At the same conference, Horman called such “doom-and-gloom” comments “inaccurate” and “irresponsible in some cases.” Balancing the budget — a requirement of the state’s constitution — remains a “solvable problem,” she said.
Horman sponsored controversial school tax-credit bill
In the 2025 session, she was at the center of controversy over a bill she co-sponsored to set aside $50 million for $5,000 grants to students who don’t go to public schools. Under House Bill 93, students with disabilities can receive up to $7,500 annually. The grants will come in the form of refundable tax credits.
The bill’s supporters said the tax credits would help level the playing field for children from different socioeconomic backgrounds.
”I’m just so excited for the opportunities this will bring for students who maybe just need a different option for one reason or another, especially families of modest resources,” Horman told the Idaho Statesman in February.
Opponents, including the Idaho Education Association, the state’s teachers union, called the move a “huge mistake.”
“House Bill 93 is just the beginning,” IEA President Layne McInelly said in a statement.
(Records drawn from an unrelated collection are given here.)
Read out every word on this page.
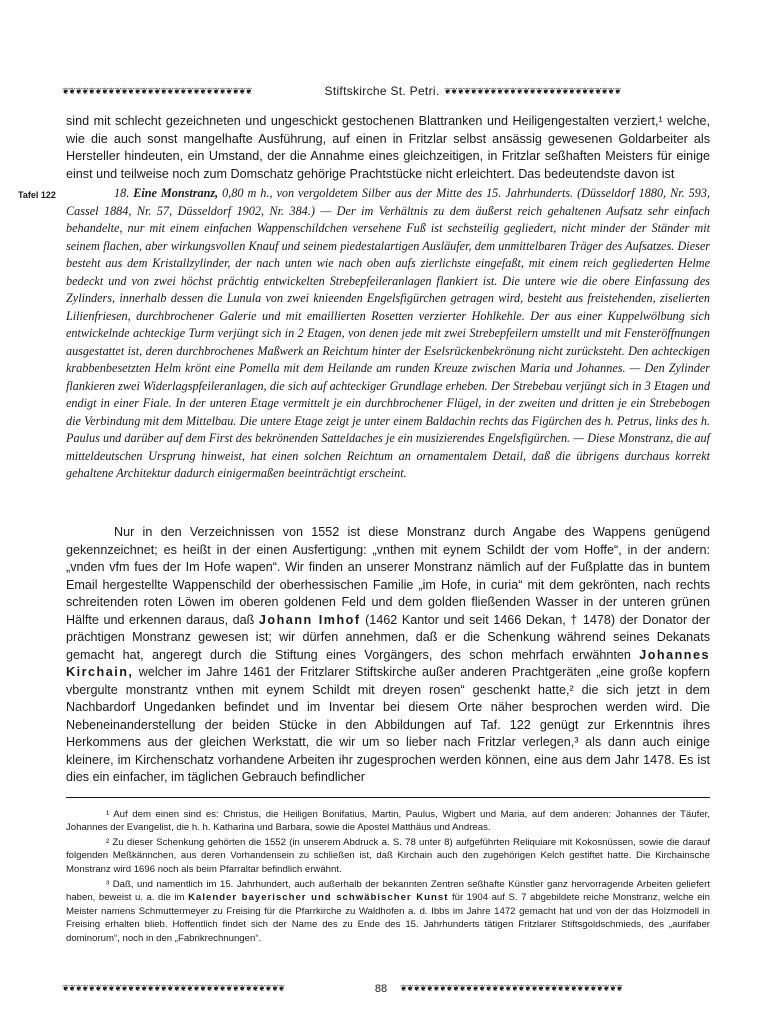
❦❦❦❦❦❦❦❦❦❦❦❦❦❦❦❦❦❦❦❦❦❦❦❦❦❦❦❦❦	Stiftskirche St. Petri. ❦❦❦❦❦❦❦❦❦❦❦❦❦❦❦❦❦❦❦❦❦❦❦❦❦❦❦

sind mit schlecht gezeichneten und ungeschickt gestochenen Blattranken und Heiligengestalten verziert,¹ welche, wie die auch sonst mangelhafte Ausführung, auf einen in Fritzlar selbst ansässig gewesenen Goldarbeiter als Hersteller hindeuten, ein Umstand, der die Annahme eines gleichzeitigen, in Fritzlar seßhaften Meisters für einige einst und teilweise noch zum Domschatz gehörige Prachtstücke nicht erleichtert. Das bedeutendste davon ist

Tafel 122	18. Eine Monstranz, 0,80 m h., von vergoldetem Silber aus der Mitte des 15. Jahrhunderts. (Düsseldorf 1880, Nr. 593, Cassel 1884, Nr. 57, Düsseldorf 1902, Nr. 384.) — Der im Verhältnis zu dem äußerst reich gehaltenen Aufsatz sehr einfach behandelte, nur mit einem einfachen Wappenschildchen versehene Fuß ist sechsteilig gegliedert, nicht minder der Ständer mit seinem flachen, aber wirkungsvollen Knauf und seinem piedestalartigen Ausläufer, dem unmittelbaren Träger des Aufsatzes. Dieser besteht aus dem Kristallzylinder, der nach unten wie nach oben aufs zierlichste eingefaßt, mit einem reich gegliederten Helme bedeckt und von zwei höchst prächtig entwickelten Strebepfeileranlagen flankiert ist. Die untere wie die obere Einfassung des Zylinders, innerhalb dessen die Lunula von zwei knieenden Engelsfigürchen getragen wird, besteht aus freistehenden, ziselierten Lilienfriesen, durchbrochener Galerie und mit emaillierten Rosetten verzierter Hohlkehle. Der aus einer Kuppelwölbung sich entwickelnde achteckige Turm verjüngt sich in 2 Etagen, von denen jede mit zwei Strebepfeilern umstellt und mit Fensteröffnungen ausgestattet ist, deren durchbrochenes Maßwerk an Reichtum hinter der Eselsrückenbekrönung nicht zurücksteht. Den achteckigen krabbenbesetzten Helm krönt eine Pomella mit dem Heilande am runden Kreuze zwischen Maria und Johannes. — Den Zylinder flankieren zwei Widerlagspfeileranlagen, die sich auf achteckiger Grundlage erheben. Der Strebebau verjüngt sich in 3 Etagen und endigt in einer Fiale. In der unteren Etage vermittelt je ein durchbrochener Flügel, in der zweiten und dritten je ein Strebebogen die Verbindung mit dem Mittelbau. Die untere Etage zeigt je unter einem Baldachin rechts das Figürchen des h. Petrus, links des h. Paulus und darüber auf dem First des bekrönenden Satteldaches je ein musizierendes Engelsfigürchen. — Diese Monstranz, die auf mitteldeutschen Ursprung hinweist, hat einen solchen Reichtum an ornamentalem Detail, daß die übrigens durchaus korrekt gehaltene Architektur dadurch einigermaßen beeinträchtigt erscheint.

Nur in den Verzeichnissen von 1552 ist diese Monstranz durch Angabe des Wappens genügend gekennzeichnet; es heißt in der einen Ausfertigung: „vnthen mit eynem Schildt der vom Hoffe“, in der andern: „vnden vfm fues der Im Hofe wapen“. Wir finden an unserer Monstranz nämlich auf der Fußplatte das in buntem Email hergestellte Wappenschild der oberhessischen Familie „im Hofe, in curia“ mit dem gekrönten, nach rechts schreitenden roten Löwen im oberen goldenen Feld und dem golden fließenden Wasser in der unteren grünen Hälfte und erkennen daraus, daß Johann Imhof (1462 Kantor und seit 1466 Dekan, † 1478) der Donator der prächtigen Monstranz gewesen ist; wir dürfen annehmen, daß er die Schenkung während seines Dekanats gemacht hat, angeregt durch die Stiftung eines Vorgängers, des schon mehrfach erwähnten Johannes Kirchain, welcher im Jahre 1461 der Fritzlarer Stiftskirche außer anderen Prachtgeräten „eine große kopfern vbergulte monstrantz vnthen mit eynem Schildt mit dreyen rosen“ geschenkt hatte,² die sich jetzt in dem Nachbardorf Ungedanken befindet und im Inventar bei diesem Orte näher besprochen werden wird. Die Nebeneinanderstellung der beiden Stücke in den Abbildungen auf Taf. 122 genügt zur Erkenntnis ihres Herkommens aus der gleichen Werkstatt, die wir um so lieber nach Fritzlar verlegen,³ als dann auch einige kleinere, im Kirchenschatz vorhandene Arbeiten ihr zugesprochen werden können, eine aus dem Jahr 1478. Es ist dies ein einfacher, im täglichen Gebrauch befindlicher

¹ Auf dem einen sind es: Christus, die Heiligen Bonifatius, Martin, Paulus, Wigbert und Maria, auf dem anderen: Johannes der Täufer, Johannes der Evangelist, die h. h. Katharina und Barbara, sowie die Apostel Matthäus und Andreas.

² Zu dieser Schenkung gehörten die 1552 (in unserem Abdruck a. S. 78 unter 8) aufgeführten Reliquiare mit Kokosnüssen, sowie die darauf folgenden Meßkännchen, aus deren Vorhandensein zu schließen ist, daß Kirchain auch den zugehörigen Kelch gestiftet hatte. Die Kirchainsche Monstranz wird 1696 noch als beim Pfarraltar befindlich erwähnt.

³ Daß, und namentlich im 15. Jahrhundert, auch außerhalb der bekannten Zentren seßhafte Künstler ganz hervorragende Arbeiten geliefert haben, beweist u. a. die im Kalender bayerischer und schwäbischer Kunst für 1904 auf S. 7 abgebildete reiche Monstranz, welche ein Meister namens Schmuttermeyer zu Freising für die Pfarrkirche zu Waldhofen a. d. Ibbs im Jahre 1472 gemacht hat und von der das Holzmodell in Freising erhalten blieb. Hoffentlich findet sich der Name des zu Ende des 15. Jahrhunderts tätigen Fritzlarer Stiftsgoldschmieds, des „aurifaber dominorum“, noch in den „Fabrikrechnungen“.

❦❦❦❦❦❦❦❦❦❦❦❦❦❦❦❦❦❦❦❦❦❦❦❦❦❦❦❦❦❦❦❦❦❦	88	❦❦❦❦❦❦❦❦❦❦❦❦❦❦❦❦❦❦❦❦❦❦❦❦❦❦❦❦❦❦❦❦❦❦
Each year, proponents of government payments to families sending their children to private schools “will try to siphon more and more tax dollars away from public schools as a gift to private and religious schools and their patrons.”
In D.C., Horman will serve as director of the Office of Child Care in the Administration for Children and Families, according to her release.
“I am grateful and honored by this opportunity to again serve with Dr. Alex Adams in a new capacity to help make this nation a better place for children,” she said. “I first ran for elected office because I want every child to have the opportunity for an excellent education. This is an opportunity to continue that work.”